Paramount a déclaré que l'offre de Netflix réduirait les liquidités versées aux actionnaires si Warner Bros. augmentait ses dettes dans le cadre de la fusion. La société fait valoir que le paiement en espèces pourrait être réduit à 20 dollars par action, par rapport à l'offre actuelle de 23,25 dollars, si Warner Bros. adoptait un effet de levier conforme à celui de Versant.

L'offre publique d'achat de Paramount expire le 21 janvier, mais la société peut la prolonger.

Warner Bros. n'est pas convaincu par l'offre « insuffisante » de Paramount

Warner Bros. a fait valoir que l'offre révisée de Paramount du 22 décembre « reste inadéquate », citant l'incertitude quant à la capacité de la société mère de CNN à finaliser la transaction et l'exposition des actionnaires de Warner Bros. à des risques et des coûts importants en cas d'échec de la transaction.

Le conseil d'administration a déclaré que l'offre de Paramount dépend d'un « montant extraordinaire de financement par emprunt » qui augmente le risque de fermeture.

L'accord Netflix ne nécessite aucun financement en fonds propres et est soutenu par 59 milliards de dollars de dettes auprès de banques, dont Wells Fargo, BNP Paribas et HSBC Holdings.

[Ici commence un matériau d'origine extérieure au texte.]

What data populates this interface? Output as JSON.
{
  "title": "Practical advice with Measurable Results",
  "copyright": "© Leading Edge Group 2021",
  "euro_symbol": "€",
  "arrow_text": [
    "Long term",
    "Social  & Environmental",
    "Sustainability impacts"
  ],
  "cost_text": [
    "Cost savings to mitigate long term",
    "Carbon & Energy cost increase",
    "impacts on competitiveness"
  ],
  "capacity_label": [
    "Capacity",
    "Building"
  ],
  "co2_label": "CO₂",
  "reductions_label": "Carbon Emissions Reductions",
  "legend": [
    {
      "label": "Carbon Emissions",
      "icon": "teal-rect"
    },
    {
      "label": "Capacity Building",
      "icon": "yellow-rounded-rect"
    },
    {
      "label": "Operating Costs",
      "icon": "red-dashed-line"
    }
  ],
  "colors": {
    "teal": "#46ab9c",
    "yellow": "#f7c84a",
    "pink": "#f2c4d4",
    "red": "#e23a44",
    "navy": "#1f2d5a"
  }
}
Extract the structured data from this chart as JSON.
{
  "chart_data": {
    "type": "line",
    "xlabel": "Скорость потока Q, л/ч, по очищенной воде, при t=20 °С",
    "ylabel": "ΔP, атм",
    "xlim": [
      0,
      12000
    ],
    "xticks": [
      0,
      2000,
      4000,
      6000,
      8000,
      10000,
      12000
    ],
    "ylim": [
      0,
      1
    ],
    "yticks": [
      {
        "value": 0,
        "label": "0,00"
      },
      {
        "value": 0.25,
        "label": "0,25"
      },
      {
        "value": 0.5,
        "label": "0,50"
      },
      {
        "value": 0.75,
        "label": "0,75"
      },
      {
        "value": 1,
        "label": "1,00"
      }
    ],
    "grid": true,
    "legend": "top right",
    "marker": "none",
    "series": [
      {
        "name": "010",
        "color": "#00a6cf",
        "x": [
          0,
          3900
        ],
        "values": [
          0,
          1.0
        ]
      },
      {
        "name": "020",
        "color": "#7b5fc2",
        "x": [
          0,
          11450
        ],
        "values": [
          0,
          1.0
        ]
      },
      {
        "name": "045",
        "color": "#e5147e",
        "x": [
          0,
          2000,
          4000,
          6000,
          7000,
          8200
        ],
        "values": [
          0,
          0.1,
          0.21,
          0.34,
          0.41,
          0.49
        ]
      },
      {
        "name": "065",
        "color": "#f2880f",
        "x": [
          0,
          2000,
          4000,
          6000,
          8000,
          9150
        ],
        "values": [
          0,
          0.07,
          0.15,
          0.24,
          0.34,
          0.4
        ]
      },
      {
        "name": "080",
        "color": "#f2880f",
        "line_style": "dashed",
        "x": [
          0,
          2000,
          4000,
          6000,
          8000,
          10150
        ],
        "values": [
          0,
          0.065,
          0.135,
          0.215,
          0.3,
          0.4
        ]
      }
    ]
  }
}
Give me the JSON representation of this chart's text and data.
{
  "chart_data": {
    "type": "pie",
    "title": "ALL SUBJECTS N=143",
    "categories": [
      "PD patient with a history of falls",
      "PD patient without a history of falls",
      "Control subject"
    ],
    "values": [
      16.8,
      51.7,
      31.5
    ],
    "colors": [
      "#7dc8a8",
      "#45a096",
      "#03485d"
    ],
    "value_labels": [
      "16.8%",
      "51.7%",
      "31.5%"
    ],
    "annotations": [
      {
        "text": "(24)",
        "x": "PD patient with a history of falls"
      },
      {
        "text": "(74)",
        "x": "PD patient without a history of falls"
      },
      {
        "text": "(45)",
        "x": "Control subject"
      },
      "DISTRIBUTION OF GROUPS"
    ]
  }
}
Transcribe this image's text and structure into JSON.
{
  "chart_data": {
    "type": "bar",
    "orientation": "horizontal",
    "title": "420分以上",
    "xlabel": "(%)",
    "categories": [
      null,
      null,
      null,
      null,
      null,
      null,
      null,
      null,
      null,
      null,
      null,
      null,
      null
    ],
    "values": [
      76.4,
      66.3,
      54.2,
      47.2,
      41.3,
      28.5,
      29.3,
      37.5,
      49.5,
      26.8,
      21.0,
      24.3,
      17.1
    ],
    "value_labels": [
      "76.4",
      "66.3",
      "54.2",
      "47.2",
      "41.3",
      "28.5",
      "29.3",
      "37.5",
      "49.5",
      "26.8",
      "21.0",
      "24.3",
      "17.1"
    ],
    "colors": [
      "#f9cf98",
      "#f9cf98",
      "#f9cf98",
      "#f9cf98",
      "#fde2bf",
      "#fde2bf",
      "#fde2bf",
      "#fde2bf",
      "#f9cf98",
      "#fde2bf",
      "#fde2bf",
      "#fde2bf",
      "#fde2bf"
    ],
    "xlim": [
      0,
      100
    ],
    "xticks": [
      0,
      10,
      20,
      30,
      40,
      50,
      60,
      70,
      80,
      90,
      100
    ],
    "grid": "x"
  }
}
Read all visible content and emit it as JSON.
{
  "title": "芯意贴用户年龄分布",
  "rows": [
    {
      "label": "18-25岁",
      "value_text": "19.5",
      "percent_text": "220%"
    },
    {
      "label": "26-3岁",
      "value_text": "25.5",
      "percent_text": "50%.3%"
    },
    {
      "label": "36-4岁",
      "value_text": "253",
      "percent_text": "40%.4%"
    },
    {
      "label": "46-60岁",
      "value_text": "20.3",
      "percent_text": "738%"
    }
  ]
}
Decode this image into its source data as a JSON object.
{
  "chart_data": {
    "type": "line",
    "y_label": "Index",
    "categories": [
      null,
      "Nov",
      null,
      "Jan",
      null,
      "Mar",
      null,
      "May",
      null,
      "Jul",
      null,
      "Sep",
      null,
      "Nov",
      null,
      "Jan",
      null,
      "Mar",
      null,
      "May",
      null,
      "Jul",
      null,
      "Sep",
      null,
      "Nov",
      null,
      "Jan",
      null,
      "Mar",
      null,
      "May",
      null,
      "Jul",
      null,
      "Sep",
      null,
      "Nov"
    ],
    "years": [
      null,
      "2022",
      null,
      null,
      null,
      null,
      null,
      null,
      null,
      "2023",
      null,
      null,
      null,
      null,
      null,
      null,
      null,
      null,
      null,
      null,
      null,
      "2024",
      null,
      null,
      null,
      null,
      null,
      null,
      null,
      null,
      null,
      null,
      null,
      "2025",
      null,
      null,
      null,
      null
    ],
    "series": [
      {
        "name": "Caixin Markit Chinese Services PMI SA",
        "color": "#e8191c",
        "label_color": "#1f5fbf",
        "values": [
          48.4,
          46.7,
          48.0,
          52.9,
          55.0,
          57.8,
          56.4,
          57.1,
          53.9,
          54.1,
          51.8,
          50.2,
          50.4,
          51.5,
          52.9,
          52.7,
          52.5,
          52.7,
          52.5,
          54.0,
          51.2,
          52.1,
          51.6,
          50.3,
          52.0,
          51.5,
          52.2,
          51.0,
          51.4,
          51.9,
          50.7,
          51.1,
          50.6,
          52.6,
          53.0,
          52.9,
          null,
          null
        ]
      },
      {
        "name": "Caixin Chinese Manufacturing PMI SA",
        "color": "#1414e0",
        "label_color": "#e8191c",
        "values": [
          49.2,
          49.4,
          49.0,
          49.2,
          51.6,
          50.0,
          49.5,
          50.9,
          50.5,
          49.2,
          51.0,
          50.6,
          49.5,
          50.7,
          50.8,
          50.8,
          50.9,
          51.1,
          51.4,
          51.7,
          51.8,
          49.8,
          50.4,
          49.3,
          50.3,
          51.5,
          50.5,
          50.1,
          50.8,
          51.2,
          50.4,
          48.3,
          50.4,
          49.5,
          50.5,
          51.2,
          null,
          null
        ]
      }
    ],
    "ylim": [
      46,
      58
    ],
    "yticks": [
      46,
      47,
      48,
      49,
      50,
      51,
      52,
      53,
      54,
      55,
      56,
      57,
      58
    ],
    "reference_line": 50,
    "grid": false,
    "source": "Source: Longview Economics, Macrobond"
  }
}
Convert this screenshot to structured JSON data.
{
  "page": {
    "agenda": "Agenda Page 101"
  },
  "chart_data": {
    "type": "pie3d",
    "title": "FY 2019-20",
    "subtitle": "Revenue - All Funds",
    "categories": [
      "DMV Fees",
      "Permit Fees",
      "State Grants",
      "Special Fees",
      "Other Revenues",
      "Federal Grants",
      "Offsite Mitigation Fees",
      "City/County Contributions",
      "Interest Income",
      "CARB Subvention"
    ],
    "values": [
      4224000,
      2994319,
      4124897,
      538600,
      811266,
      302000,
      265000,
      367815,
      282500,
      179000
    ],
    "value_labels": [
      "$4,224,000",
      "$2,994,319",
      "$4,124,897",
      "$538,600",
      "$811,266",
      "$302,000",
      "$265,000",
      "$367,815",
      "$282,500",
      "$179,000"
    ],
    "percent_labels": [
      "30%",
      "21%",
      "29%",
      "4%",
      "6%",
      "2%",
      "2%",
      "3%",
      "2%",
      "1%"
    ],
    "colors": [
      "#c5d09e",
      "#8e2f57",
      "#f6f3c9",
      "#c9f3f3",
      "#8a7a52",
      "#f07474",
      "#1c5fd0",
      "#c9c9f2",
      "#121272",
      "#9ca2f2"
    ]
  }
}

Le président de Warner Bros., Samuel Di Piazza, a déclaré que la société ne négociait pas actuellement avec Paramount, mais qu'elle était ouverte à un accord si Paramount pouvait « mettre quelque chose de convaincant sur la table ».

Certains investisseurs de Warner Bros., dont le septième actionnaire, Pentwater Capital, ont fait valoir que le conseil d'administration avait commis une erreur en ne collaborant pas avec Paramount.

Examen réglementaire

Pour l’une ou l’autre des parties, obtenir le soutien des actionnaires n’est que le premier obstacle à un accord qui ferait l’objet d’un examen rigoureux de la part des régulateurs antitrust américains et européens.

Les législateurs bipartites ont exprimé leur inquiétude quant aux dommages potentiels causés aux consommateurs et aux créatifs, et le président américain Donald Trump a annoncé son intention d'intervenir dans ces accords.

L'offre de Paramount créera un studio plus grand que le leader du marché Disney et fusionnera deux opérateurs de télévision majeurs, qui, selon certains sénateurs démocrates, contrôleront « presque tout ce que les Américains regardent à la télévision ».

Il confiera également le contrôle de CNN aux Ellisons de tendance conservatrice peu de temps après avoir acquis CBS News et nommé Bari Weiss comme rédacteur en chef.

Les Ellison ont cité leurs liens avec l’administration Trump comme une raison pour laquelle un accord avec Paramount faciliterait la réglementation.

Pour Netflix, une cible facile à Hollywood pour son approche axée sur le streaming, l'accord consoliderait sa domination avec un total de 428 millions d'abonnés. Il s'est engagé à honorer Warner Bros. engagements envers les salles de cinéma.

Le co-PDG de Netflix, Ted Sarandos, s'est dit confiant dans sa capacité à obtenir l'approbation, affirmant que l'offre de la société serait gagnant-gagnant pour Hollywood en évitant des suppressions d'emplois dans une industrie déjà touchée par une production moindre et des recettes inégales au box-office.